In 2007, a team led by James Collins of Boston University, US, presented evidence that while different classes of antibiotic block cell growth by attacking specific targets – cell wall assembly, protein synthesis or DNA replication – they all kill cells by a common mechanism: by generating reactive oxygen species (ROS), including superoxide, hydroxyl radicals and hydrogen peroxide.1 These cause lethal damage to molecular structures within the cell, notably DNA. It is believed that the ROS arise from the antibiotics over-stimulating electron transport chains of respiratory pathways in the cell.
This hypothesis, which has gained widespread support since it was first proposed, is important because it presents possible new routes to improve antibiotic efficacy, such as targeting ROS-scavenging machinery within the cell.
But now two papers have been published which appear to rule out ROS involvement in antibiotic-induced cell death. At the University of Illinois in Urbana-Champaign, US, Yuanyuan Liu and James Imlay2 added antibiotic to strains of E. coli that are not capable of scavenging H2O2 to see if levels increased in the presence of the antibiotic. No increase was observed. The team then monitored damage to enzymes known to be sensitive to oxidants; no damage was seen in the presence of antibiotic. Liu and Imlay next looked for activation of a transcription factor that is triggered by the presence of H2O2. Again, no activation was detected. And because DNA damage is postulated to be a consequence of ROS attack, the pair examined whether bacterial mutants deficient in the ability to repair their own DNA would be extra-sensitive to antibiotics. They were not. ‘From our experiments, we conclude there is no evidence that reactive oxygen species are being made during antibiotic treatment,’ Imlay tells Chemistry World.

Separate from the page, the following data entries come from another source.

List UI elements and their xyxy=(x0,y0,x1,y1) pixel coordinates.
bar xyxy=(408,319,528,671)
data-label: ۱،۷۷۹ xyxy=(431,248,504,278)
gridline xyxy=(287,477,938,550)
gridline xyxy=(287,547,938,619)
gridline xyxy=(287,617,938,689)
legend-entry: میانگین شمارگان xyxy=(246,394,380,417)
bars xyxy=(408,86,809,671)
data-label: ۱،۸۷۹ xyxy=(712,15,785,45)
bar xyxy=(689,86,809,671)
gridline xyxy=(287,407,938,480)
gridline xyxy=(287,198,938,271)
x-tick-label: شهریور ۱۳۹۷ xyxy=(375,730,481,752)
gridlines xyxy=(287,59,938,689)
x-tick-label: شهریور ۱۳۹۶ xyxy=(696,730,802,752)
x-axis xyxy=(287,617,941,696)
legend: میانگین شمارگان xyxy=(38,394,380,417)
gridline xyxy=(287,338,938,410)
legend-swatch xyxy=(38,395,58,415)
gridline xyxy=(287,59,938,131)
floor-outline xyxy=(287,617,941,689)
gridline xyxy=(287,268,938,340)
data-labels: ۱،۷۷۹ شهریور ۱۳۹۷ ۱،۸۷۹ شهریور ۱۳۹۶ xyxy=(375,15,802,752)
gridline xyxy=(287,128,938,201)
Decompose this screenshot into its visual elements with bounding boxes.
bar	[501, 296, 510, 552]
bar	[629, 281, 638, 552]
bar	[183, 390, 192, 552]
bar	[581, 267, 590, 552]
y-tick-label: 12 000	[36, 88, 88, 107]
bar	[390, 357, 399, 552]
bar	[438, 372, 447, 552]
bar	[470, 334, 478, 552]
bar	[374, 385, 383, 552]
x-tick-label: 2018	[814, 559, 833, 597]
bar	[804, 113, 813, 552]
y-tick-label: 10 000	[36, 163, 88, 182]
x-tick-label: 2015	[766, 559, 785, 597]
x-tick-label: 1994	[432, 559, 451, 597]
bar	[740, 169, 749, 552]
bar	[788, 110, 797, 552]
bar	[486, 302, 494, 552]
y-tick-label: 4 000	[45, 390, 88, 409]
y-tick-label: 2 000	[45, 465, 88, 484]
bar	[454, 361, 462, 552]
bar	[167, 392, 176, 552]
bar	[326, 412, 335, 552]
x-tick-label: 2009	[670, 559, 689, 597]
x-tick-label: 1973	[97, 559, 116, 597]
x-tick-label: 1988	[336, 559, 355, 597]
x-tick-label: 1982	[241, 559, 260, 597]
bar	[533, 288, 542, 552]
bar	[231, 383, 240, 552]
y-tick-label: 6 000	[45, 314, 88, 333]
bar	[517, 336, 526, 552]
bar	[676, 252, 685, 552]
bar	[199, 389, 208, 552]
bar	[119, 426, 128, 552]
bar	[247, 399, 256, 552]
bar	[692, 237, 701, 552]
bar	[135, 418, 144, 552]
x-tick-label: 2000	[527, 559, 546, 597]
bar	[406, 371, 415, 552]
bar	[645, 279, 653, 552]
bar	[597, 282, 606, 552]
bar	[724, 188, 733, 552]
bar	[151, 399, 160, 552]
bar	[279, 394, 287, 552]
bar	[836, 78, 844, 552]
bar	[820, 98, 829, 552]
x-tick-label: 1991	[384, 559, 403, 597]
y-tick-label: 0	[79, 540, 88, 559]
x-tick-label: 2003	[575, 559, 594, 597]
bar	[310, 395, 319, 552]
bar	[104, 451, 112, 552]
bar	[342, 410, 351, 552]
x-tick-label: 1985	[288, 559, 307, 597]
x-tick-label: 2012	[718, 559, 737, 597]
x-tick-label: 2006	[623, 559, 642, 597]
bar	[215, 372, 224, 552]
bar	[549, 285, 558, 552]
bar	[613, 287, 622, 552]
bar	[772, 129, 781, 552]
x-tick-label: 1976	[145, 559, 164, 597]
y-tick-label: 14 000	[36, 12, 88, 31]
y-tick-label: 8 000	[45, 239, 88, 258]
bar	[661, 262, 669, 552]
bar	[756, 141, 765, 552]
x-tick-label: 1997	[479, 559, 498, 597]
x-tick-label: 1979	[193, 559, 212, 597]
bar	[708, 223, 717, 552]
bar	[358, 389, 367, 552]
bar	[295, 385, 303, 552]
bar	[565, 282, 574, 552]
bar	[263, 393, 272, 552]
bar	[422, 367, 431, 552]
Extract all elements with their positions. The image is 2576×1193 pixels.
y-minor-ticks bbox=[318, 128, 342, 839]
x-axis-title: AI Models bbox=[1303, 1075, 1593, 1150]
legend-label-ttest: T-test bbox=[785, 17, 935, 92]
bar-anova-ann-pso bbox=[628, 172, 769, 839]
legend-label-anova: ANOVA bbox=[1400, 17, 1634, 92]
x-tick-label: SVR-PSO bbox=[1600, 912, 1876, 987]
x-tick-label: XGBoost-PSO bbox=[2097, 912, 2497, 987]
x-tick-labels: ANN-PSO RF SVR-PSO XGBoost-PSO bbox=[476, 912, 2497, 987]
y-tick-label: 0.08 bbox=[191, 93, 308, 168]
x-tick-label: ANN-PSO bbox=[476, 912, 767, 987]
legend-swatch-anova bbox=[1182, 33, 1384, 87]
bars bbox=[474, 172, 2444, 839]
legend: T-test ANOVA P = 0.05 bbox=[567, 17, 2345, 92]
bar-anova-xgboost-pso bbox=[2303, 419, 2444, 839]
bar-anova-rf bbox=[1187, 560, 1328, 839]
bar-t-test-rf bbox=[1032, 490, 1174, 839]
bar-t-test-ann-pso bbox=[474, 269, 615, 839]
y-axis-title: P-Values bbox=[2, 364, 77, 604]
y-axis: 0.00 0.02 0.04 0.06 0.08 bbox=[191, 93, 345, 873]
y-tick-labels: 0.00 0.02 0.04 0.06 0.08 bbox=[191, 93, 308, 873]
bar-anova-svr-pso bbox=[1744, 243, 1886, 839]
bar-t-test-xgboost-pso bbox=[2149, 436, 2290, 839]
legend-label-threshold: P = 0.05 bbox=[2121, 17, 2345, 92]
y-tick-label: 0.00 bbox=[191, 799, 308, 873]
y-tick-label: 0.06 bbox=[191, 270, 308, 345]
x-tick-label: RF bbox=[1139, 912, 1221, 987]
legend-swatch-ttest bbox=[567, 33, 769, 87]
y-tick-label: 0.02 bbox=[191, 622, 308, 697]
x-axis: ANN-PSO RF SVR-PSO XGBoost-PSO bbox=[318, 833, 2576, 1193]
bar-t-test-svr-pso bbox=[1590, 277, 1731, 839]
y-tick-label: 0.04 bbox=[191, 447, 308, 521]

Meanwhile, at Northeastern University in Boston, US, Kim Lewis’s team3 carried out similar experiments to Collins’ original ones, in which a fluorescent dye was used as an indicator of the presence of ROS within the cell. In a population of dye-treated cells presented with antibiotic, some cells exhibited a large signal and some a small signal. However, says Lewis, ‘We found there was no correlation between the probability of cells dying and the amount of signal in the cells.’ This, he says, suggests ROS is not a factor in cell death. The researchers then tested antibiotics in the complete absence of oxygen – in which ROS cannot be produced – and found that similar rates of cell death occurred, again ruling out a role for ROS.
‘I conclude that we are back where we started, in that an antibiotic kills cells by its own special mechanism,’ says Lewis. ‘Understanding these mechanisms in more detail is where we should focus our studies.’
Commenting on the studies, John Helmann, who researches antibiotic stress at Cornell University in the US, says: ‘These two papers will require many in the field to re-examine the earlier reported findings and they re-open the question of whether or not several different classes of bactericidal antibiotics do or do not work through a common mechanism.”
But it does not look as if the ROS supporters are yet prepared to concede ground. ‘We have serious methodological concerns about these studies, which we are addressing in a new paper that we plan to submit in the coming weeks, and we have extensive new data to include that further support our case,’ says Collins. ‘We are now working to utilise this mechanism to develop effective means to enhance our existing antibiotic arsenal and treat resistant bacterial infections.’
He adds as a wry aside, ‘I am confident these therapies will work, even on the microbiologists who don't believe in the underlying mechanism.’